Usage

Assuming basic knowledge of PLINK, the multivariate association test can be run using the following commands:

(1) Population-based design

plink.multivariate --file ex1 --mult-pheno ex1.phen --mqfam

where the file ex1.phen contains the phenotypes to be analysed. For details on the format of this file, see the input files section. Running this analysis will create an output file named plink.mqfam.total, with the following fields:

CHR, SNP, BP, NFAM, NIND, F, P, LOADINGS

Corresponding respectively to Chromosome code, SNP identifier, Base-Pair position, Number of families used, Number of individuals used, F-test and associated P-value, and Correlation between each individual trait and the score corresponding to the linear combination of traits with maximum correlation with the marker. The latter can be used to identify the trait(s) with stronger evidence for association with the marker.

To supress the LOADINGS field from the output file (useful when there are many traits being analysed), use

plink.multivariate --file ex1 --mult-pheno ex1.phen --mqfam --mqfam-noloadings

The sign of individual LOADINGS can be used to assess whether the SNP reference allele influences different traits in the same or opposite direction, but does necessarily indicate the right direction of effect for a given trait. For example, if phenotype T1 has a negative loading and phenotype T2 a positive loading, this indicates that the reference allele either increases T1 AND decreases T2 or, alternatively, decreases T1 AND increases T2. Both situations lead to the same canonical correlation. A SNP that shows an interesting multivariate association should be confirmed by testing it against the individual phenotypes with stronger loadings (typically > |0.2| or |0.3|) through standard univariate analyses; the sign of the regression coefficient (or the OR) from these analyses will confirm the right direction of effect for each trait.

By default, individuals with data missing for >50% of phenotypes get automatically removed from analysis. This behavior can be changed with the --mqfam-find option:

plink.multivariate --file ex1 --mqfam --mult-pheno ex1.phen --mqfam-find 0

which in this case would exclude individuals with data missing for >0% of phenotypes (ie, this is the most strict setting, in which only individuals with complete available data are used).

On the other hand

plink.multivariate --file ex1 --mqfam --mult-pheno ex1.phen --mqfam-find 0.1

would exclude individuals with 10% or more missing data and

plink.multivariate --file ex1 --mqfam --mult-pheno ex1.phen --mqfam-find 1

would not exclude any individuals (ie, this is the most loose setting).

It is often useful to know exactly which individuals were used for the analysis. To write out a file with the family and personal identifiers for all individuals used in the analysis of a specific SNP, try:

plink.multivariate --file ex1 --mqfam --mult-pheno ex1.phen --mqfam-ids marker_name

Finally, if you only want to analyse a subset of the phenotypes supplied in the phenotype file, you can either select these by name:

plink.multivariate --file ex1 --mqfam --mult-pheno ex1.phen --pheno-name T1,T3,T4

which in this case would analyse phenotypes T1, T3 and T4 supplied in the ex1.phen file or, alternatively, you can choose phenotypes based on their position in the phenotype file, for example:

plink.multivariate --file ex1 --mqfam --mult-pheno ex1.phen --pheno-number 2,5,6

which would analyse the second, fifth and sixth phenotype in the ex1.phen file.

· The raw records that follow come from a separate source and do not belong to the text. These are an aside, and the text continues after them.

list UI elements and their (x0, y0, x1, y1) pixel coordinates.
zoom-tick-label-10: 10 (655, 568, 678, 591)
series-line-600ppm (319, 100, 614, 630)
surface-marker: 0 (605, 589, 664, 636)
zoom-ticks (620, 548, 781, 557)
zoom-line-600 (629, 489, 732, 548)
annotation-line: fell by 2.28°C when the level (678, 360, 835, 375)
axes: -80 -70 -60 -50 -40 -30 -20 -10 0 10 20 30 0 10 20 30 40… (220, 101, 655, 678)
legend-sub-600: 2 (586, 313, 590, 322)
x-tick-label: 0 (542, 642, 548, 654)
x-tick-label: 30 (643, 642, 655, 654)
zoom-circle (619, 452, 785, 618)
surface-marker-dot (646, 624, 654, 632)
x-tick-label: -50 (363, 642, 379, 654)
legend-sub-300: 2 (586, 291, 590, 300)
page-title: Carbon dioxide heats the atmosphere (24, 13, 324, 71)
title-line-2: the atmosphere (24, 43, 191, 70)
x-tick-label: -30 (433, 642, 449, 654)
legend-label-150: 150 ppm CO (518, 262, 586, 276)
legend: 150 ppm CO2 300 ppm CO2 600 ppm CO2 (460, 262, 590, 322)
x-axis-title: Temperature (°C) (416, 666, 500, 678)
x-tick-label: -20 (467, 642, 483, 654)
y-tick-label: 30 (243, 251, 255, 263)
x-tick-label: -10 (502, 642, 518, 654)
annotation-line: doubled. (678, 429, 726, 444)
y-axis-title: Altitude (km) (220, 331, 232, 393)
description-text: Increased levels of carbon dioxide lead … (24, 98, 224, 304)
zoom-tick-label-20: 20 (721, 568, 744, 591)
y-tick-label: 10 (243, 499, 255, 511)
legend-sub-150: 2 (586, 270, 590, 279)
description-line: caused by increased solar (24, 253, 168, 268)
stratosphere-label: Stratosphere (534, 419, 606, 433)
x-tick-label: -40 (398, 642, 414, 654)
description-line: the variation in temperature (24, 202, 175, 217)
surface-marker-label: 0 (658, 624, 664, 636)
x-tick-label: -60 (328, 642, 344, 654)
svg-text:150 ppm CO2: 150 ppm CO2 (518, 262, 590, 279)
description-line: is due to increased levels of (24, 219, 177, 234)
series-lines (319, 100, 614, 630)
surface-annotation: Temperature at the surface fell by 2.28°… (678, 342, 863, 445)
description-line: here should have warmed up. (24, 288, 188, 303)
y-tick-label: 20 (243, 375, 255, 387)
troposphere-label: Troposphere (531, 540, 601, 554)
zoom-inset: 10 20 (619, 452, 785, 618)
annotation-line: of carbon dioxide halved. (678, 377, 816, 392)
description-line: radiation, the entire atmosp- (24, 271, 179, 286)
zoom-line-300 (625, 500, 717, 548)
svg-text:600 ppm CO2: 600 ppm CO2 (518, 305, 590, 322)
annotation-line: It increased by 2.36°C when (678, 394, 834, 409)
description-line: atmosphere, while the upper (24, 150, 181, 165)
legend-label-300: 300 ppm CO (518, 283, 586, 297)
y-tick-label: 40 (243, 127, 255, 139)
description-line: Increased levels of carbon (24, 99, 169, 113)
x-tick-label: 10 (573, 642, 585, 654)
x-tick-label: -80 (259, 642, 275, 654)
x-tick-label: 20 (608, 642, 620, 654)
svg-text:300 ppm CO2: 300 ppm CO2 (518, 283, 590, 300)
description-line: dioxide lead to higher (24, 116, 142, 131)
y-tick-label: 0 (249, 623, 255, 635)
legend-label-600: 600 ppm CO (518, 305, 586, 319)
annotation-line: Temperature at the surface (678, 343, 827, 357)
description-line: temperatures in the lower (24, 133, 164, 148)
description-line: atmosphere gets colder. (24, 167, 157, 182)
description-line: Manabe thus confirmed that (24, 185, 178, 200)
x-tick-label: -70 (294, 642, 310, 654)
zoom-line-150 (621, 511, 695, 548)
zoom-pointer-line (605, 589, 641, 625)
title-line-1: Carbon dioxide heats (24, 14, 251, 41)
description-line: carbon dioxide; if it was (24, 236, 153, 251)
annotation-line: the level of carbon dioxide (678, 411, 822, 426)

Note, however, that the order of phenotypes in the LOADINGS column (or WEIGHTS in some earlier versions) of the *.mqfam.total output file corresponds to the order of phenotypes in the phenotype file and not the order by which they were selected in the --pheno-name or --pheno-number options. For example, requesting --pheno-name T1,T3,T4 would produce loadings in the same order as --pheno-name T3,T4,T1.

NOTE: it's important to make sure that PLINK knows what the missing value code is in the phenotype file. By default, this is assumed to be -9, but this can be modified using the --missing-phenotype option.

(2) Family-based design

The same options apply to the analysis of family data, except that permutation testing is required to correct for family structure. This analysis can be slow when analysing many traits and a large number of SNPs.

plink.multivariate --bfile ex1 --mult-pheno ex1.phen --mqfam --perm

This will use an adaptive permutation procedure to speed up the analysis. An additional output file named plink.mqfam.total.perm contains the empirical P-values for each SNP. When analysing family data, ignore the P-value column in the plink.mqfam.total, as this is not corrected for family structure.

With family data, instead of a Total test of association, one can also choose a Within

plink.multivariate --file ex1 --mult-pheno ex1.phen --mqfam-within --perm

or Between test

plink.multivariate --file ex1 --mult-pheno ex1.phen --mqfam-between --perm

The Within test should be robust to population stratification.